Objective: This study is aimed to evaluate the validity and reliability of interviewer-administered Tamil translated University of Washington Quality of Life Questionnaire (Version 4) in a setting with low literacy.

Methods: The study was done in a tertiary care teaching institute in Puducherry, South India. The translation was done by using 'forward-backward translation method.' A hundred subjects diagnosed with head and neck cancer (HNC) were interviewed before the initiation of treatment. The Tamil version of University of Washington Quality of Life Questionnaire (UWQOL) questionnaire was validated using the Tamil version of the World Health Organization Quality of Life-Brief questionnaire (WHOQOL-BREF) version. Inter-rater reliability and test-retest reliability was also assessed. Item-total correlation and Cronbach alpha were calculated for assessing validity and internal consistency respectively.

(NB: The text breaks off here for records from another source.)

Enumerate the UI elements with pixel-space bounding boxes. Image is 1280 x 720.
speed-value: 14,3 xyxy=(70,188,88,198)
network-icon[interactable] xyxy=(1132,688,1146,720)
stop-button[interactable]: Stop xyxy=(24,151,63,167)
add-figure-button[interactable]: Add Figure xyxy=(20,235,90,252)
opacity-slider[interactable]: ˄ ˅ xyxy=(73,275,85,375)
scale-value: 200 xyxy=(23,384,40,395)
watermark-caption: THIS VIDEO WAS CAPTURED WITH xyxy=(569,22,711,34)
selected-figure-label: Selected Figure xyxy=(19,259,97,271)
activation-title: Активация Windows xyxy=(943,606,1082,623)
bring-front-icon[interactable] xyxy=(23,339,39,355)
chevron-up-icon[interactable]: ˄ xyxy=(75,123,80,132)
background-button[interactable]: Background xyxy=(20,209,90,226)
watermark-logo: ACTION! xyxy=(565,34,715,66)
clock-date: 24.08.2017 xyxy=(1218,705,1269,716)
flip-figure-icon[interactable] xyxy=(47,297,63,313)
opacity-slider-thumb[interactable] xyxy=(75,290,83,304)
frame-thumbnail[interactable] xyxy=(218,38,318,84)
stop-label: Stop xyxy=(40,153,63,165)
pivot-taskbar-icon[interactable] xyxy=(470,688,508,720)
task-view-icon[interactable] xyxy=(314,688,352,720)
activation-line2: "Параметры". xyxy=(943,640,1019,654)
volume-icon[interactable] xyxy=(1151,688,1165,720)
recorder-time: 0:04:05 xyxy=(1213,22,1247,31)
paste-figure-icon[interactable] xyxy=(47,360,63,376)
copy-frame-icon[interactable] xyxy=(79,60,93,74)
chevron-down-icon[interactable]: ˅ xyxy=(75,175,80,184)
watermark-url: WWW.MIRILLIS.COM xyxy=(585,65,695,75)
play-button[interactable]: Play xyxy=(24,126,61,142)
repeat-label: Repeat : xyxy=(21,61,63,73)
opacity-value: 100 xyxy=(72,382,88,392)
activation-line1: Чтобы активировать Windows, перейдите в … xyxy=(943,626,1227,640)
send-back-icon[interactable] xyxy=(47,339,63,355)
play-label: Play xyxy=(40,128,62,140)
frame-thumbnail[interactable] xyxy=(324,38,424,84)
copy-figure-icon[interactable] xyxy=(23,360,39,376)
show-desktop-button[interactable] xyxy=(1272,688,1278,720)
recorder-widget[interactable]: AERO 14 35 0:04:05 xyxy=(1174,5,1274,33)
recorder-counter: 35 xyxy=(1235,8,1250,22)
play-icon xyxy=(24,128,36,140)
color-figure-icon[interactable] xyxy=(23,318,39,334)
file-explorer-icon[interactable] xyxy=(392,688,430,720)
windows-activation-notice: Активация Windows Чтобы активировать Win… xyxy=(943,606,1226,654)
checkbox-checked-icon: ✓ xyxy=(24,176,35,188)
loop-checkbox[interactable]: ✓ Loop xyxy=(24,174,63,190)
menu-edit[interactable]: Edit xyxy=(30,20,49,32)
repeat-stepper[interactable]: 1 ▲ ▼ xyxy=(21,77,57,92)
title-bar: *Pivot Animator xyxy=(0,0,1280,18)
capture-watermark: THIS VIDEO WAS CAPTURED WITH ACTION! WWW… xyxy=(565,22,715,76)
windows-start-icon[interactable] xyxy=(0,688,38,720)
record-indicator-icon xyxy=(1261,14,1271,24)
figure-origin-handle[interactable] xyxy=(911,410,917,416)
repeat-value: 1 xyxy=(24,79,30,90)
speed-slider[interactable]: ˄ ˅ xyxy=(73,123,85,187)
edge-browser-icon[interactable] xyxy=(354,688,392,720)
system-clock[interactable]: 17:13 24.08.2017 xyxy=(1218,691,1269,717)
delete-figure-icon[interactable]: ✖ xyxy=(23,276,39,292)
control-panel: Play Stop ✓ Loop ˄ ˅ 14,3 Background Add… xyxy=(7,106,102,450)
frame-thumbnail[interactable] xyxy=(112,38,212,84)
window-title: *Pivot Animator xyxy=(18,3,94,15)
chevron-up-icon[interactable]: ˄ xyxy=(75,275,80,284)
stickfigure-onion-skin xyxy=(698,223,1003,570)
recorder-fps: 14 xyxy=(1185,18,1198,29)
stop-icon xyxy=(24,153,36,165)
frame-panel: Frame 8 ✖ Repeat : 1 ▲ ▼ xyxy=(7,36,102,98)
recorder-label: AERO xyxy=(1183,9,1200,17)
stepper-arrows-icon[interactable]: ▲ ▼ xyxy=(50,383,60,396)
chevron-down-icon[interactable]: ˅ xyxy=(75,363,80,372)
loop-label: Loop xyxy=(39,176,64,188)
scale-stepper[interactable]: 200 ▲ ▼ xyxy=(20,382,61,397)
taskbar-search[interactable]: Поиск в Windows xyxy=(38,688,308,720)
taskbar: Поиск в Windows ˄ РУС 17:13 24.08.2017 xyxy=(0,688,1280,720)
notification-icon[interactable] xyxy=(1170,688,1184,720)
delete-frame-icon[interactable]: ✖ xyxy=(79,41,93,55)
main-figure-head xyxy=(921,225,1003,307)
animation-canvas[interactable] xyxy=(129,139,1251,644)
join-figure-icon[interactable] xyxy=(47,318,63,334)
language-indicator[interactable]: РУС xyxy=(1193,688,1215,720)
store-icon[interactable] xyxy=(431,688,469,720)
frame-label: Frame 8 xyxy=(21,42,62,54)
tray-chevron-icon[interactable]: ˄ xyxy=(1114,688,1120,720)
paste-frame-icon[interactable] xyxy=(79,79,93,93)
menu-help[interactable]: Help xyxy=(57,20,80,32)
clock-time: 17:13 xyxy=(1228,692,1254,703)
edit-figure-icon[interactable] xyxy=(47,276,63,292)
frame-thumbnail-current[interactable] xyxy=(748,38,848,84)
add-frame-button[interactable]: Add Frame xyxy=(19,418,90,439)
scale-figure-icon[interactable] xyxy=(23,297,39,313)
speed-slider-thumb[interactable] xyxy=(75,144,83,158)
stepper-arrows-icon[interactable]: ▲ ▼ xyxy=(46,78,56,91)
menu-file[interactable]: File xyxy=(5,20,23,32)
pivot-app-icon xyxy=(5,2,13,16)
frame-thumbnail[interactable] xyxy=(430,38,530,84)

Results: In the Tamil version of UWQOL, social-emotional subscale was more affected than physical subscale. The domains such as mood, anxiety, and pain were most affected. The subscale scores were significantly different between those with early and late cancer. Tamil version of UWQOL showed moderate correlation with WHOQOL-BREF. The Tamil version of UWQOL had good test-retest and inter-rater agreement. Item-total correlation for the subscales was >0.80. The internal consistency of the Tamil Questionnaire was acceptable with Cronbach Alpha of 0.69.

Conclusion: The Tamil version of UWQOL questionnaire is a short, valid and reliable for HNC patients of low literacy.